Film the Police
Filming the police has become an act of political speech. Police actions caught on camera have played an enormous role in debates over police brutality and practices over the last twenty years, most infamously in the case of Rodney King. In the wake of such landmark events, many cities and police departments have tried to crack down on and prevent the filming of police actions. In Fields v. City of Philadelphia, released yesterday by the Third Circuit Court of Appeals (the Federal Court that governs Pennsylvania, New Jersey and Delaware), the court ruled that the First Amendment protects your right to film the police as they do their job, and that a city may not prohibit such filming or photographing of police actions, because the First Amendment to the United States Constitution protects your right to film and photograph the police.
The Camera as Eyewitness
In a beautifully-written opinion, the court ruled that you have the right to record even run-of-the-mill police encounters, because one never knows when a shot might be important. The First Amendment gives you the right to preserve an eyewitness account of what you’re seeing, even if you’re not sure that you’ll ever use that footage.
To record what there is the right for the eye to see or the ear to hear corroborates or lays aside subjective impressions for objective facts. Hence to record is to see and hear more accurately. Recordings also facilitate discussion because of the ease in which they can be widely distributed via different forms of media. Accordingly, recording police activity in public falls squarely within the First Amendment right of access to information. As no doubt the press has this right, so does the public.
Footage Need not be “Expressive”
The court rejected the contention that the individuals caught filming the police had to prove that they were creating some sort of expressive art protected by the First Amendment. The very act of filming was the protected conduct.

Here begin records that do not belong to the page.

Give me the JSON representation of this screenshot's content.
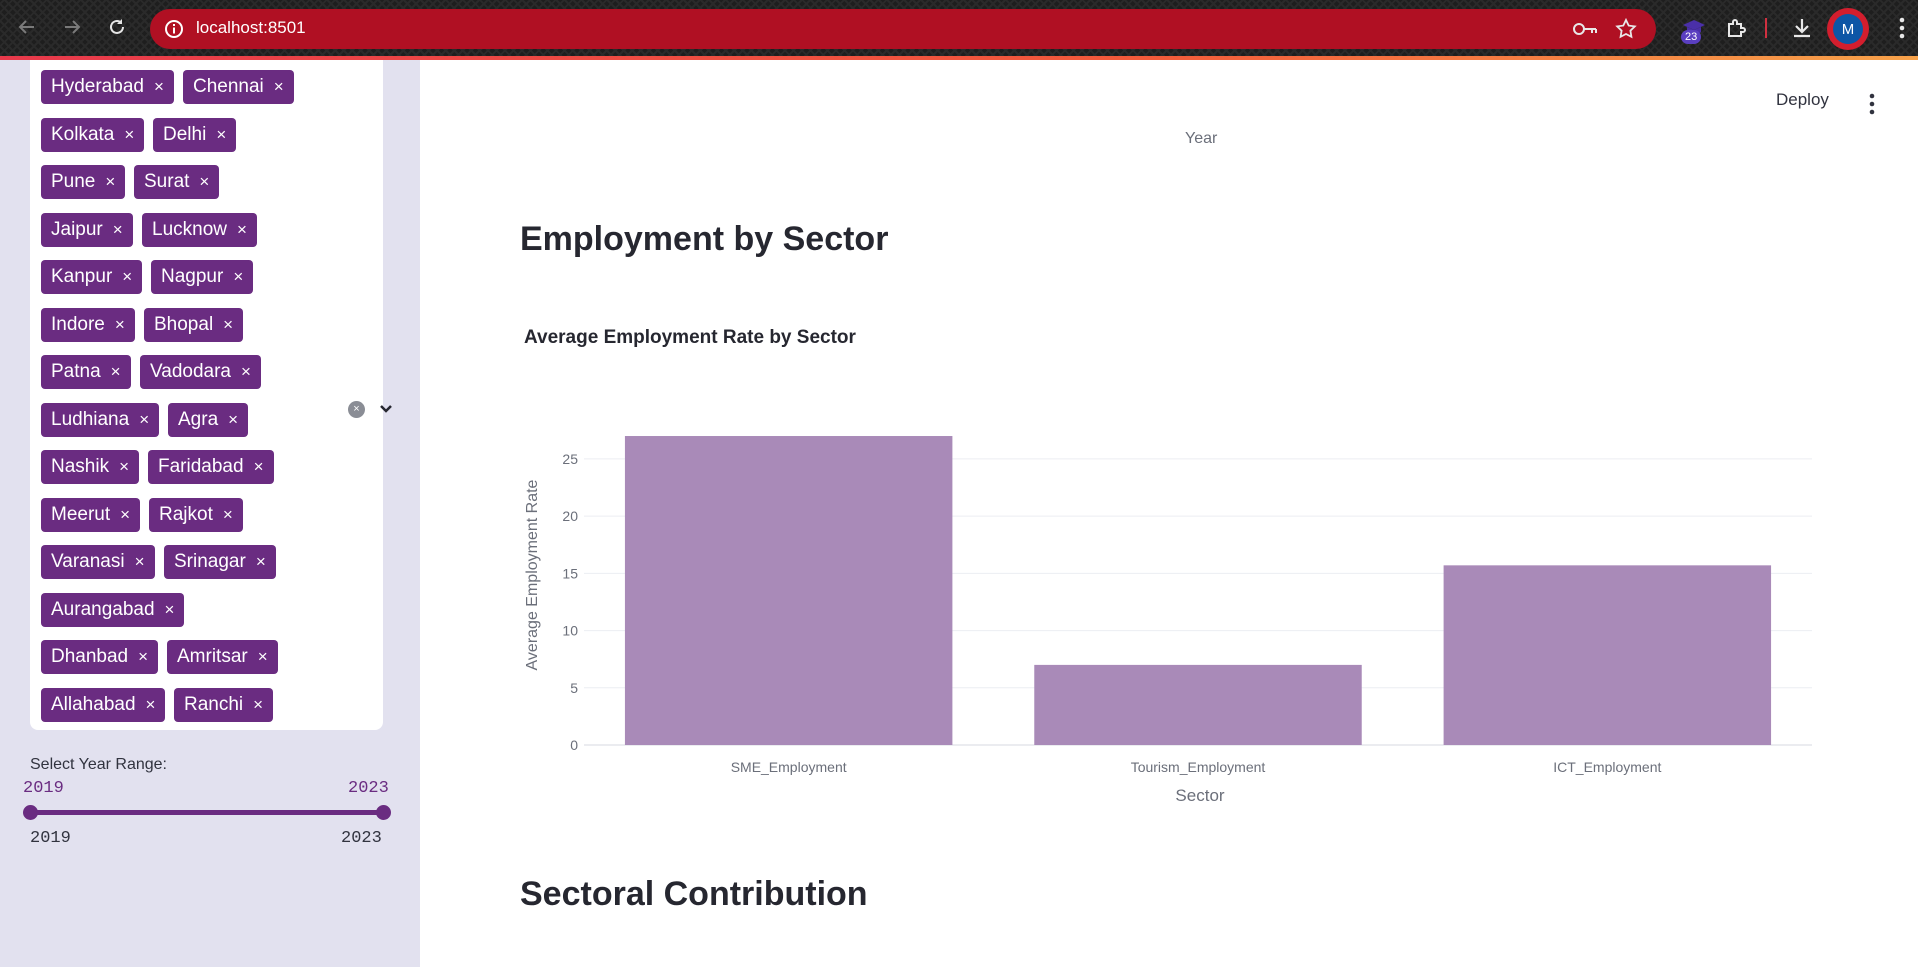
{
  "browser": {
    "url": "localhost:8501",
    "extension_badge": "23",
    "profile_initial": "M"
  },
  "sidebar": {
    "cities": [
      "Hyderabad",
      "Chennai",
      "Kolkata",
      "Delhi",
      "Pune",
      "Surat",
      "Jaipur",
      "Lucknow",
      "Kanpur",
      "Nagpur",
      "Indore",
      "Bhopal",
      "Patna",
      "Vadodara",
      "Ludhiana",
      "Agra",
      "Nashik",
      "Faridabad",
      "Meerut",
      "Rajkot",
      "Varanasi",
      "Srinagar",
      "Aurangabad",
      "Dhanbad",
      "Amritsar",
      "Allahabad",
      "Ranchi"
    ],
    "chip_close": "×",
    "clear_icon": "×",
    "year_range_label": "Select Year Range:",
    "year_min": "2019",
    "year_max": "2023",
    "year_selected_start": "2019",
    "year_selected_end": "2023"
  },
  "main": {
    "deploy_label": "Deploy",
    "year_axis_label": "Year",
    "section1_title": "Employment by Sector",
    "section2_title": "Sectoral Contribution"
  },
  "colors": {
    "primary": "#6a2c81",
    "bar": "#a98ab8",
    "urlbar": "#b01023",
    "sidebar_bg": "#e2e1ef"
  },
  "chart_data": {
    "type": "bar",
    "title": "Average Employment Rate by Sector",
    "xlabel": "Sector",
    "ylabel": "Average Employment Rate",
    "categories": [
      "SME_Employment",
      "Tourism_Employment",
      "ICT_Employment"
    ],
    "values": [
      27.0,
      7.0,
      15.7
    ],
    "yticks": [
      0,
      5,
      10,
      15,
      20,
      25
    ],
    "ylim": [
      0,
      28.4
    ],
    "grid": true
  }
}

This aspect of the ruling—that you don’t have to prove the artistic value or expressive nature of your footage or picture for it to be protected by the First Amendment—will have broad application in other contexts. Students who film a teacher’s interaction with them at school, footage of a DMV official rejecting an applicant on dubious grounds and even pictures taken on the street of public events are all constitutionally protected, even if it is unclear at the time how such media may be used. This right extends to the private citizen in equal force as it does to the press.
A few exceptions
The court left open the possibility that there are limits to the time, place and manner in which you can film the police. Recording a police officer’s conversation with a private informant, getting in an officer’s way or otherwise interfering with police activity might be unprotected conduct which could properly lead to an arrest.
But the court left these possible exceptions general, and the most important ruling in this case will be that you have a right to record your public servants as they go about their jobs or interact with you and others. You have a right to film the police.
Pick up Your Phone
So keep your phone out when you run into the police, or when you see others interacting with them. Allowing the public the opportunity to see how police work is done is an important part of making our justice system better, and of advocating for a better society. The First Amendment protects your right to do just that.